Yesterday, the court heard evidence of emails from the government detailing its process for reviewing the sales after the government was ordered to review the trade by a previous CAAT challenge in 2019.

The government claimed that any possible breaches of international humanitarian law had been “isolated incidents.”

However, the court heard that over half of the incidents were not even counted in the government’s analysis, despite credible evidence that they had taken place.

The government also asserts that such breaches were to be expected in a conflict of this nature.

Representing CAAT, Ben Jaffey KC told the court that Ms Truss’s logic was “absurd” and said that the government had shown a “remarkable lack of curiosity” in trying to determine how and why these incidents had taken place.

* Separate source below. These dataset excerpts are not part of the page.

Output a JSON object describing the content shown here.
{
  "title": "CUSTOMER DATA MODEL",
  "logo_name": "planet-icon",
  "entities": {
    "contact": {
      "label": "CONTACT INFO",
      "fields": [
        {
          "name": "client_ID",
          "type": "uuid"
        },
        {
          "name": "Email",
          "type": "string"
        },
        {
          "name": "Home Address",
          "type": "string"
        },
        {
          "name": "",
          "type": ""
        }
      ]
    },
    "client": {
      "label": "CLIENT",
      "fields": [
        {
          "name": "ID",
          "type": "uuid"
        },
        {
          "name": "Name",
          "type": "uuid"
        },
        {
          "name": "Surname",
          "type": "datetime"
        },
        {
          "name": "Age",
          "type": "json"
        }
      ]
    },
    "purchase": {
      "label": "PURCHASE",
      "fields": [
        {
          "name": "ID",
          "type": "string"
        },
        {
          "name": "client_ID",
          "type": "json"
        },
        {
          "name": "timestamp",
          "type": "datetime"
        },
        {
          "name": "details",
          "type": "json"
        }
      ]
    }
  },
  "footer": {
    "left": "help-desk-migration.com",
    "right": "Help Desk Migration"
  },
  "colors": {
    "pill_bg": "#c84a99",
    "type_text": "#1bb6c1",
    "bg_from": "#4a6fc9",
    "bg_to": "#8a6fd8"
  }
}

An email from an unnamed government official cited in court stated that the government had used circular reasoning in concluding that there wa no “pattern” to the violations.

CAAT’s Emily Apple said the group was taking the legal action to “try to gain some semblance of justice for all the Yemeni people who’ve had their lives devastated by UK bombs.”

She said: “Despite the Court of Appeal finding that its decisions on arms sales were ‘irrational and therefore unlawful,’ the government is using this spurious claim that the numerous and repeated bombings of civilians were mere ‘isolated incidents’ to justify this abhorrent and deadly trade.

“Evidence heard in court shows that this claim is utter nonsense.

“It is clear that the government cares more about lining the pockets of arms dealers then the lives of Yemeni people and we will continue challenging this unlawful and immoral trade in every way we can.”

The hearing is expected to conclude today, but a verdict may not be delivered for some months.